Srebrenica remembers the massacre
Thousands of Bosnians are commemorating the Srebrenica massacre by marching along the same route that was taken by Bosnian Muslims who tried to escape the atrocity in 1995. They marched on Sunday from the city of Srebrenica to the village of Nezuk, about 110km north, where about 15,000 had fled to seeking safety at a UN base there from Bosnian Serb troops 16 years ago.
It comes as the bodies of 613 victims are set to be buried at the Potocari Memorial Centre in Srebrenica on Monday - the 16th anniversary of Europe's worst massacre since the second world war. The dead were among over 8,00 Muslim men and boys from the eastern enclave who were systematically killed after Serbian forces besieged the town on 11 July 1995 in the climax to the 1992-95 Bosnian war that claimed a total of 100,000 lives.
Hundreds of people lined the capital Sarajevo's main street on Saturday as trucks carrying the remains of victims of the Srebrenica massacre passed through. Al Jazeera's Andrew Simmons, reporting from the Memorial Centre in Pokocari, said moving scenes could be seen across Bosnia during the Saturday's procession.
"So it may be 16 years since this atrocity, but to those involved - loved ones, relatives - it could have been yesterday really," he said.
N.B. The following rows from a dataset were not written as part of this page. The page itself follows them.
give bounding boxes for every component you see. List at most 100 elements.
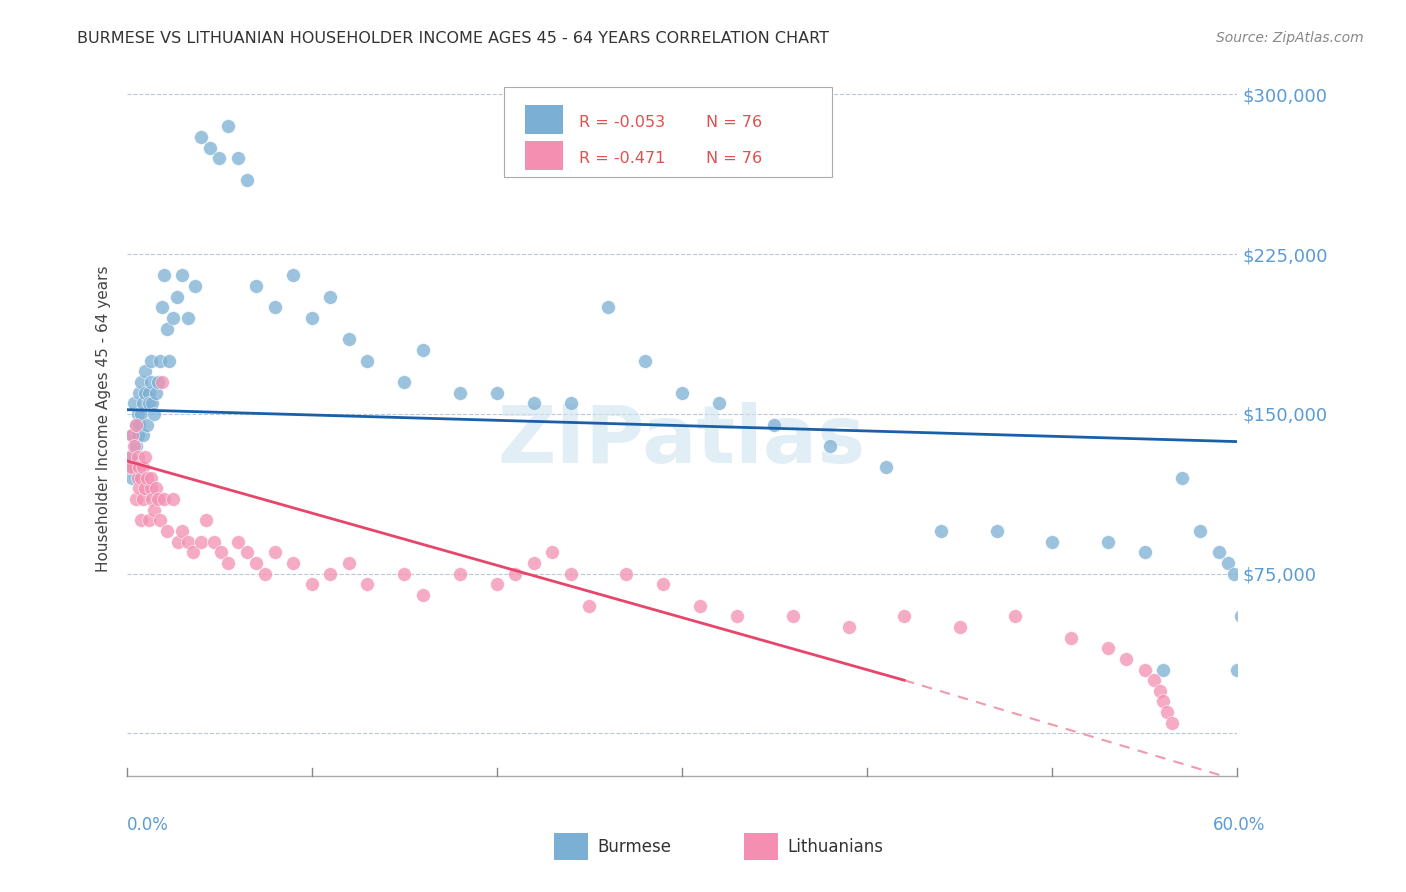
Point <box>121 460 143 475</box>
Point <box>319 290 342 304</box>
Point <box>117 460 139 475</box>
Point <box>128 417 150 432</box>
Point <box>1133 663 1156 677</box>
Point <box>236 545 259 559</box>
Point <box>1161 715 1184 730</box>
Point <box>1133 545 1156 559</box>
Point <box>128 385 150 400</box>
Point <box>202 534 225 549</box>
Point <box>132 492 155 507</box>
Point <box>122 396 145 410</box>
Point <box>1189 524 1212 538</box>
Point <box>356 353 378 368</box>
Point <box>949 620 972 634</box>
Point <box>131 513 153 527</box>
Point <box>319 566 342 581</box>
Point <box>634 353 657 368</box>
FancyBboxPatch shape <box>526 141 562 169</box>
Point <box>337 332 360 346</box>
Point <box>523 396 546 410</box>
Point <box>560 396 582 410</box>
Point <box>190 534 212 549</box>
Point <box>127 428 149 442</box>
Point <box>176 311 198 326</box>
Point <box>125 492 148 507</box>
Point <box>208 151 231 165</box>
Point <box>125 417 148 432</box>
Point <box>145 482 167 496</box>
Point <box>301 577 323 591</box>
Point <box>689 599 711 613</box>
Point <box>245 556 267 570</box>
Point <box>120 450 142 464</box>
Point <box>156 524 179 538</box>
Point <box>1222 566 1244 581</box>
Point <box>485 385 508 400</box>
Text: BURMESE VS LITHUANIAN HOUSEHOLDER INCOME AGES 45 - 64 YEARS CORRELATION CHART: BURMESE VS LITHUANIAN HOUSEHOLDER INCOME… <box>77 31 830 46</box>
Point <box>875 460 897 475</box>
Text: Burmese: Burmese <box>598 838 672 856</box>
Point <box>578 599 600 613</box>
Point <box>121 471 143 485</box>
Point <box>1170 471 1192 485</box>
Point <box>727 609 749 624</box>
Point <box>150 301 173 315</box>
Point <box>117 460 139 475</box>
Point <box>128 460 150 475</box>
Point <box>134 482 156 496</box>
Point <box>167 534 190 549</box>
Point <box>132 460 155 475</box>
Point <box>1230 609 1253 624</box>
Point <box>120 450 142 464</box>
Point <box>127 407 149 421</box>
Point <box>125 417 148 432</box>
Point <box>254 566 277 581</box>
Point <box>281 268 304 283</box>
Point <box>763 417 786 432</box>
Point <box>132 396 155 410</box>
Point <box>141 396 163 410</box>
Text: R = -0.471: R = -0.471 <box>579 151 665 166</box>
Point <box>138 396 160 410</box>
Point <box>128 482 150 496</box>
Point <box>135 417 157 432</box>
Point <box>166 290 188 304</box>
Point <box>149 353 172 368</box>
Point <box>226 151 249 165</box>
Point <box>184 279 207 293</box>
Point <box>209 545 232 559</box>
Point <box>449 566 471 581</box>
Text: N = 76: N = 76 <box>706 115 762 129</box>
Point <box>134 364 156 378</box>
Point <box>1236 534 1258 549</box>
Point <box>986 524 1008 538</box>
Point <box>1115 652 1137 666</box>
Point <box>135 471 157 485</box>
Text: Lithuanians: Lithuanians <box>787 838 883 856</box>
Point <box>122 439 145 453</box>
FancyBboxPatch shape <box>505 87 832 177</box>
Point <box>596 301 619 315</box>
Point <box>394 375 416 389</box>
Point <box>162 492 184 507</box>
Point <box>121 428 143 442</box>
Point <box>485 577 508 591</box>
Point <box>217 556 239 570</box>
Point <box>139 471 162 485</box>
Point <box>263 545 285 559</box>
Point <box>1097 534 1119 549</box>
Point <box>412 588 434 602</box>
Point <box>838 620 860 634</box>
Point <box>782 609 804 624</box>
Point <box>337 556 360 570</box>
Point <box>449 385 471 400</box>
Point <box>1004 609 1026 624</box>
Point <box>707 396 730 410</box>
Point <box>671 385 693 400</box>
Point <box>245 279 267 293</box>
Point <box>138 385 160 400</box>
Point <box>412 343 434 357</box>
Point <box>125 439 148 453</box>
Point <box>217 120 239 134</box>
Point <box>139 375 162 389</box>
Whispered Muslim prayers got louder and mixed with sobbing when the three lorries appeared in Sarajevo, the capital, and drove towards the Bosnian Presidency building where they stopped for a few minutes.
Some of the mourners tucked flowers into the canvas covering the lorries as they crawled down a street sprinkled with rosewater.
From there, the lorries drove to a warehouse in Srebrenica, where the coffins were laid in rows before Monday's formal burial ceremony - and where many of the victims' relatives came to grieve.
"And what theyre going to see on Monday is quite a long ceremony remembering the dead and also pointing out the fact that Ratko Mladic has to face justice for allegedly ordering the massacre," our correspondent said.
Mladic, the former Bosnian Serb leader is being tried at the International Criminal Tribunal for the former Yugoslovia (ICC) on 11 war crime charges, including genocide, for allegedly masterminding atrocities during the Bosnian war.
Munira Subasic, who lost her husband, two brothers, and many men in her wider family in the 1995 massacre said that though the arrest of Mladic had brought some comfort, "there is no justice that can make any mother happy".
The remains of the 613 victims were recovered from mass graves during the past year and identified through DNA tests. Forensic experts painstakingly assembled complete skeletons and checked each bone against the DNA from blood samples of survivors of the massacre.